Throughout his remarkable career, Marlon Brando delivered some of the most intense and memorable character portrayals in the history of cinema. A true icon of the big screen, Brando established himself as one of the first method actors by diving far into the psyches and physicalities of his roles.

Whether playing a hardened mob boss in Francis Ford Coppola’s The Godfather, a renegade colonel in the same director’s Apocalypse Now or a problematic American widower in Bernardo Bertolucci’s Last Tango in Paris, Brando always came through with performances of a mesmerising quality.

Having begun his career on the stage, Brando made the successful transition to cinema with an effort in Elia Kazan’s A Streetcar Named Desire, released in 1951, based on Tennessee Williams’ 1947 play of the same name. Brando was virtually unknown in the film industry at the time, but following his turn as Stanley Kowalski, he earned his first ‘Best Actor’ Academy Award nomination and announced himself as a massive star.

Brando had already played the role of Stanley Kowalski in the original Broadway version of the play, which had also been directed by Kazan. A Streetcar Named Desire tells of a former southern belle who decides to move away from her affluent life following a series of personal losses and begin living with her sister and brother-in-law (Stanley Kowalski) in a shabby New Orleans tenement building.

Stanley Kowalski is depicted as an unempathetic, hardened and impatient man with a short temper that sometimes leads to domestic violence.
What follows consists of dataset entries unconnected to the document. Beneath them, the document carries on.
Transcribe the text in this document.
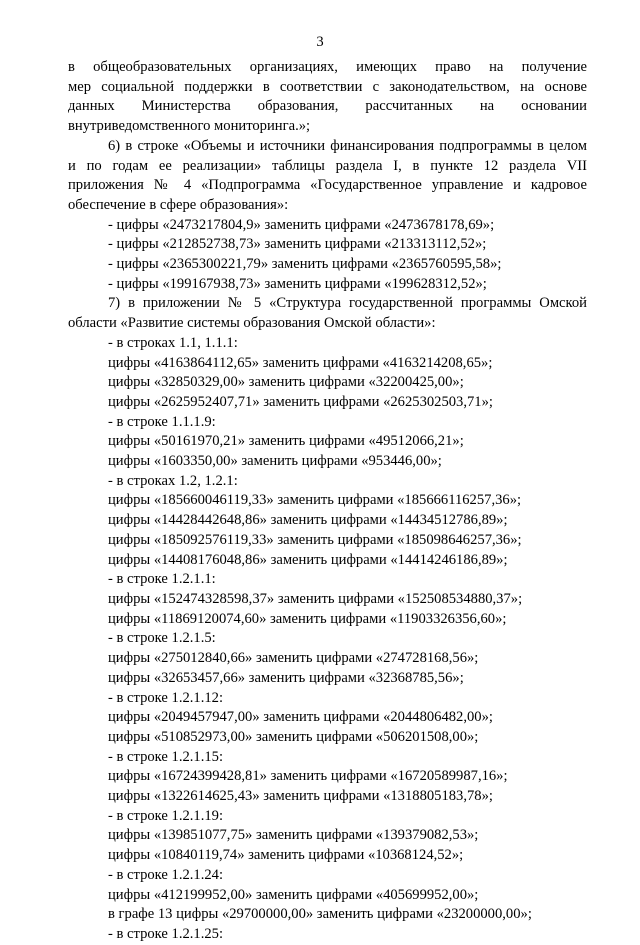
3
в общеобразовательных организациях, имеющих право на получение
мер социальной поддержки в соответствии с законодательством, на основе
данных Министерства образования, рассчитанных на основании
внутриведомственного мониторинга.»;
6) в строке «Объемы и источники финансирования подпрограммы в целом
и по годам ее реализации» таблицы раздела I, в пункте 12 раздела VII
приложения № 4 «Подпрограмма «Государственное управление и кадровое
обеспечение в сфере образования»:
- цифры «2473217804,9» заменить цифрами «2473678178,69»;
- цифры «212852738,73» заменить цифрами «213313112,52»;
- цифры «2365300221,79» заменить цифрами «2365760595,58»;
- цифры «199167938,73» заменить цифрами «199628312,52»;
7) в приложении № 5 «Структура государственной программы Омской
области «Развитие системы образования Омской области»:
- в строках 1.1, 1.1.1:
цифры «4163864112,65» заменить цифрами «4163214208,65»;
цифры «32850329,00» заменить цифрами «32200425,00»;
цифры «2625952407,71» заменить цифрами «2625302503,71»;
- в строке 1.1.1.9:
цифры «50161970,21» заменить цифрами «49512066,21»;
цифры «1603350,00» заменить цифрами «953446,00»;
- в строках 1.2, 1.2.1:
цифры «185660046119,33» заменить цифрами «185666116257,36»;
цифры «14428442648,86» заменить цифрами «14434512786,89»;
цифры «185092576119,33» заменить цифрами «185098646257,36»;
цифры «14408176048,86» заменить цифрами «14414246186,89»;
- в строке 1.2.1.1:
цифры «152474328598,37» заменить цифрами «152508534880,37»;
цифры «11869120074,60» заменить цифрами «11903326356,60»;
- в строке 1.2.1.5:
цифры «275012840,66» заменить цифрами «274728168,56»;
цифры «32653457,66» заменить цифрами «32368785,56»;
- в строке 1.2.1.12:
цифры «2049457947,00» заменить цифрами «2044806482,00»;
цифры «510852973,00» заменить цифрами «506201508,00»;
- в строке 1.2.1.15:
цифры «16724399428,81» заменить цифрами «16720589987,16»;
цифры «1322614625,43» заменить цифрами «1318805183,78»;
- в строке 1.2.1.19:
цифры «139851077,75» заменить цифрами «139379082,53»;
цифры «10840119,74» заменить цифрами «10368124,52»;
- в строке 1.2.1.24:
цифры «412199952,00» заменить цифрами «405699952,00»;
в графе 13 цифры «29700000,00» заменить цифрами «23200000,00»;
- в строке 1.2.1.25:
In playing one of his most famous characters, some critics had felt that Brando was indeed playing a version of himself, perhaps not knowing the lengths he was going to in giving his character an air of authenticity.

In a piece written for the Seattle Times, Brando spoke of Stanley Kowalski and how he felt he was far away from having any kind of his characteristics. “A few writers have suggested that in portraying the insensitive, brutish Stanley Kowalski, I was really playing myself; in other words, the performance succeeded because I was Stanley Kowalski,” Brando explained.
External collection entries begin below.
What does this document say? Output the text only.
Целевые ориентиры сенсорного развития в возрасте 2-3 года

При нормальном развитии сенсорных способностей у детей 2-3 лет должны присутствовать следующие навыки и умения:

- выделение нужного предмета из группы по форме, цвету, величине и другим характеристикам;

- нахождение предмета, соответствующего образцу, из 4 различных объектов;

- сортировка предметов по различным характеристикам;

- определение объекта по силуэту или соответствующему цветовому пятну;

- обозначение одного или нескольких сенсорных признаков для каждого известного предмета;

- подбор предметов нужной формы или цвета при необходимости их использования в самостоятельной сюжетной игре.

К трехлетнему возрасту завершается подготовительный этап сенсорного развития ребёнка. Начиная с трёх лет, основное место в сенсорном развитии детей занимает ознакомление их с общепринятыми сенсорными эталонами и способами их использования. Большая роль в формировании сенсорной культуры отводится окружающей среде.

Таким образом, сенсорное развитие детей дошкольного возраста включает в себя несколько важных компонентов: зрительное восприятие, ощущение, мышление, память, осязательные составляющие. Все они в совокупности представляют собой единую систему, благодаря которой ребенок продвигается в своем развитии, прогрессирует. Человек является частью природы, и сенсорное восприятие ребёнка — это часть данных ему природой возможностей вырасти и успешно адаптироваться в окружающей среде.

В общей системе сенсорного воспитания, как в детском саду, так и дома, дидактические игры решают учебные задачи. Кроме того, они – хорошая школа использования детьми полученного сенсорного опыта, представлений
Having “run into a few Stanley Kowalskis in my life”, Brando understood the kind of personality features that he would need to imbue his version with, i.e. “muscled, inarticulate, aggressive animals who go through life responding to nothing but their urges and never doubting themselves, men brawny in body and manner of speech who act only on instinct, with little awareness of themselves.”

However, Brando was insistent that he was nothing like Stanley Kowalski, claiming, in fact, that he was the “antithesis” of everything that Williams’ character represented. “I was sensitive by nature, and he was coarse, a man with unerring animal instincts and intuition,” Brando noted.
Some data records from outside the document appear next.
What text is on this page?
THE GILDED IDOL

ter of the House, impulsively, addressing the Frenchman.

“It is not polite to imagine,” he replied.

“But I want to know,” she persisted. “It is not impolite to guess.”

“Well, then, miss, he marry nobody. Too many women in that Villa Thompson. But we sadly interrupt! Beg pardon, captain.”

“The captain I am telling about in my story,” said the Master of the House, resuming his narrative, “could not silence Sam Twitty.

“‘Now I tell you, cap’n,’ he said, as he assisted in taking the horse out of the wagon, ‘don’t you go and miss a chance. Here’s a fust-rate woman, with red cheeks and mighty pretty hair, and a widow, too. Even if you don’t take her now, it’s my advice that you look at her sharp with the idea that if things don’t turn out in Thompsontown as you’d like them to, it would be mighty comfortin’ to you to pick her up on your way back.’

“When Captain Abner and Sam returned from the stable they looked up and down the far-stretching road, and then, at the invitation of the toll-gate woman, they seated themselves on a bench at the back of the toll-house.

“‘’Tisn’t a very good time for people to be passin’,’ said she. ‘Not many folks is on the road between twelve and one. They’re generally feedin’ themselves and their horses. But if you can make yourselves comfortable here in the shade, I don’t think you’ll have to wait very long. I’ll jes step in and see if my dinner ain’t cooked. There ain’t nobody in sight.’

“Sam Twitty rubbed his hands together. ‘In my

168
According to Brando, he didn’t have to do any research when it came to creating his vision of Stanley Kowalski, despite going to great lengths to understand his parts later in his career. “He was a compendium of my imagination, based on the lines of the play,” the actor explained. “I created him from Tennessee’s words.”

Indeed, there’s a power in Brando’s performance in A Streetcar Named Desire that might suggest that he had indeed tapped into parts of his own psyche to bring Stanley Kowalski to live, but the truth is that Brando saw himself as an empathetic person, which most actors often have to be if they are too succeed in their portrayals.